Restrictions on defining microstates (Entropy) If we have an isolated system $Sb$ with thermodynamic entropy $Eb=X$
(and growing by the 2nd law of thermodynamics),
we could define an abstract system $Sa$ (containing the system $Sb$) but define the possible microstates as a single bit, being 1 (one) when $Eb>=X$, and 0 (zero) when $Eb < X$.
The microstate will tend to be $1$, so the entropy of the system $Sa$  tends to zero.

po-->0
p1-->1
Eb = - k [p0 * log (p0) + p1 * log (p1)] --> 0

How could it be possible that an isolated system have a decreasing entropy?
Does the growth (or lack of growth) of the entropy depend on the microstates choosen?
Finally, if there is a restriction on how to choose the definition of the microstates, then what is that restriction?
Thanks.
 A: I think the question you're really trying to ask is: what makes a set of microstates work for thermodynamics. In quantum mechanics, for a set of microstates, you can just take a set of orthogonal states of the system. For classical mechanics, you need to take a set of microstates which all have equal volume. Of course, what equal volume means depends on the measure you put on the system. This generally isn't covered in popular texts. (I don't know why; maybe because people who are popularizing physics think that measures are stupid, unnecessary, and overly complicated mathematical notions.) For thermodynamics of ideal gasses, you can choose a microstate to be one which contains equal volume in terms of the x and p (position and momentum) variables of the particles. If you chose an alternate measure, where the states had equal volumes in terms of x2 and p2 variables, I believe that thermodynamics would not work with this measure. 
For other kinds of systems, if you know enough physics, it is fairly easy to see what the proper generalization of the variables x and p to these system (hint: position and momentum are complementary variables). I don't know what the proper way to explain this is, though.
A: The entropy $E_b$ is a macroscopic thermodynamic quantity. Therefore, any quantity derived from it will also be a macroscopic quantity. Therefore, your states are not microstates. 
The general restriction for a microstates is that once someone tells you what microstate a system is in, you know "everything" there is to know about the system.

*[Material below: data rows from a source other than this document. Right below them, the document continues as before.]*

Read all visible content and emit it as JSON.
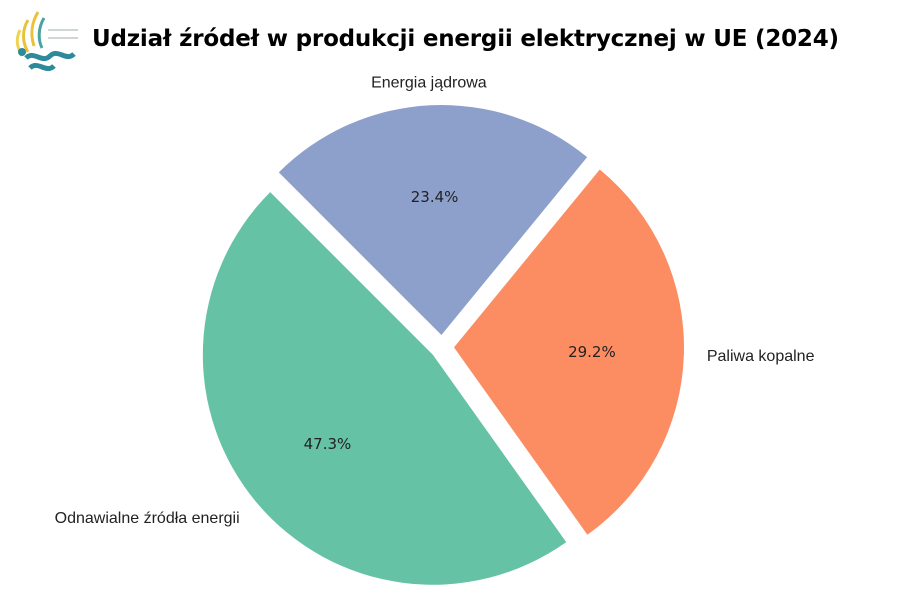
{
  "title": "Udział źródeł w produkcji energii elektrycznej w UE (2024)",
  "logo": {
    "icon": "leaf-wave-logo"
  },
  "chart_data": {
    "type": "pie",
    "title": "Udział źródeł w produkcji energii elektrycznej w UE (2024)",
    "slices": [
      {
        "label": "Odnawialne źródła energii",
        "value": 47.3,
        "pct_label": "47.3%",
        "color": "#66c2a5"
      },
      {
        "label": "Paliwa kopalne",
        "value": 29.2,
        "pct_label": "29.2%",
        "color": "#fc8d62"
      },
      {
        "label": "Energia jądrowa",
        "value": 23.4,
        "pct_label": "23.4%",
        "color": "#8da0cb"
      }
    ],
    "start_angle_deg": 135,
    "direction": "counterclockwise",
    "exploded": true,
    "legend": "none"
  }
}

In classical mechanics, this means that a microstate specifies all positions and momenta of all particles in the system. In quantum mechanics, it means that you specify the complete many-body wavefunction or many-body state.
Your curious state does not tell you what state your system is in: There are many ways the system can be  in state $1$, and many ways it can be in state $0$. Because of that, it is not a microstate.
So, the general restriction is that a microstate has a unique realization in the system.